Rental houses in Rodanthe and Avon run $300 to $500 per night for groups of six to eight - shoulder season pricing is significantly cheaper than summer, and the fishing is better anyway. The North Carolina guys trip format works well here: a beach house, fishing every morning, and nobody sharing a hotel room. It holds up for a bachelor party just as well as the annual long weekend that's been on the calendar since last spring.
One thing to know: North Carolina has a strict slot limit on red drum - 18 to 27 inches, one fish per person per day. Every fish over 27 inches must be released. That's fine - the 40-plus-inch bulls you're chasing are all catch-and-release anyway, and that's really the point of the trip.
Current River, Ozarks: Two Days on a Float Nobody Talks About
This one is different from everything else on the list. It's not famous. It doesn't show up in fishing magazines. It's a two-day float trip on the Current River in the Missouri Ozarks, and it's one of the best-organized, lowest-friction guys trips in the country.
The Current River is spring-fed, which means it runs cold and clear year-round - fishable in early spring when most rivers are running high and muddy. Smallmouth bass are the target from March onward, and the river is loaded with them around every gravel bar. Float trips typically launch from Akers Ferry or Pulltite campground and run downstream to Alley Spring or beyond.
Several outfitters in Eminence and Salem, Missouri run full-service packages - canoes or johnboats, shuttle, and camping gear if needed. A two-day float for four guys with a shuttle runs $400 to $600 depending on the outfitter. Bring your own food and cooler, camp on the gravel bars, fish until dark. I've found this format - self-guided with shuttle support - is the sweet spot between organized trip and real outdoor experience. Missouri guys trips don't need to be complicated to be worth talking about for years.
Booking Windows For Spring Fishing Trips and What to Budget
The biggest mistake guys make is picking dates first and destination second. Pick the destination based on the seasonal window, then build the dates around it. Tarpon in Charlotte Harbor before April is a gamble. Montana in late April during a heavy runoff year is brown water. Get the timing right and everything else works.

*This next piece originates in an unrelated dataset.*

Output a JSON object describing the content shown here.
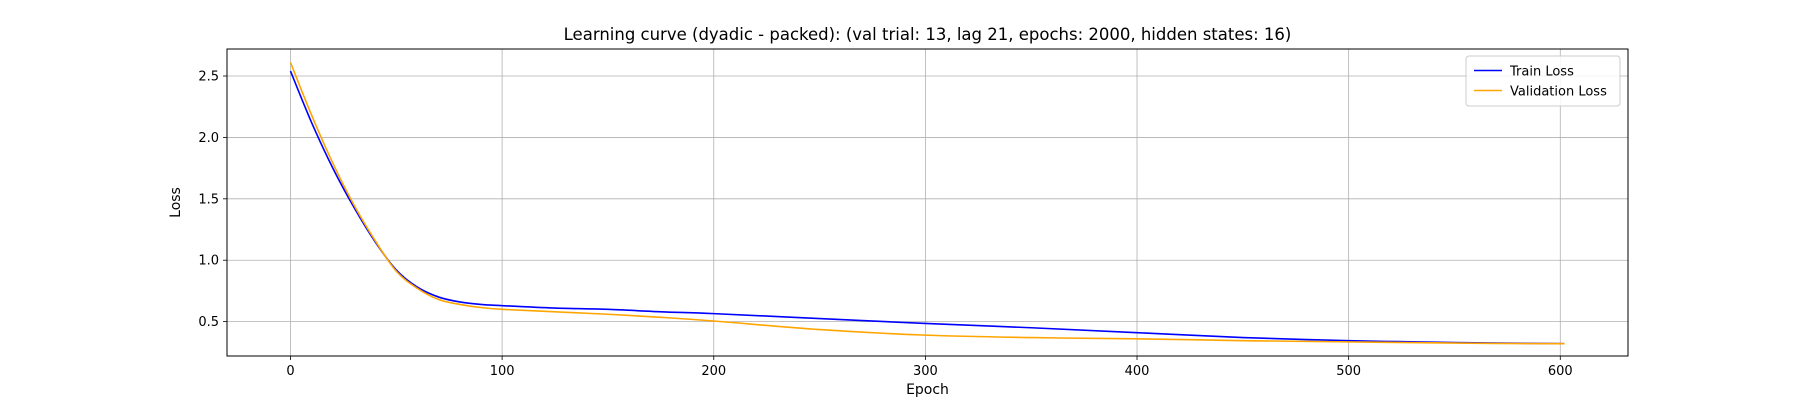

For guided trips - tarpon, bass, steelhead, walleye - reach out in January for March through May dates. Most guides hold a spot with a deposit and send a packing list. For beach house destinations like the Outer Banks, get lodging locked in early and the rest sorts itself out. For the Ozarks float, call the outfitter, pick your launch date, and don't overthink it.
On budget: guided flats and tarpon charters are the premium end at $700 to $900 per boat per day - split two ways, that's a reasonable number for what you're getting. Steelhead and bass guides run $350 to $600. The Detroit River walleye charter punches well above its weight at $150 to $200 per person. And the self-guided end - the Ozarks float and OBX surf fishing - comes in under $200 per person for the whole weekend. Married life makes the two-week fishing vacation harder to schedule; a four-day window around any of these trips isn't.
Matching the Trip to Your Group of Guys ...
If you want the most technically demanding saltwater experience, Charlotte Harbor tarpon in April is the answer. For fly fishing without peak season crowds, Montana in March or early April. For the biggest bass in the country during their most aggressive window, Lake Fork in March. For an urban fishing experience that surprises everyone, the Detroit River in April. For Great Lakes steelhead that most guys haven't chased, the Manistee in March or April. For a beach house trip that doubles as a fishing trip, Outer Banks in April. And for the most fun per dollar with zero pretension, run the Current River and camp on the gravel bars.
Seven solid options, all with real spring windows. If I'm being honest about which one I'm planning next, it's Charlotte Harbor - I've still got a score to settle with that tarpon.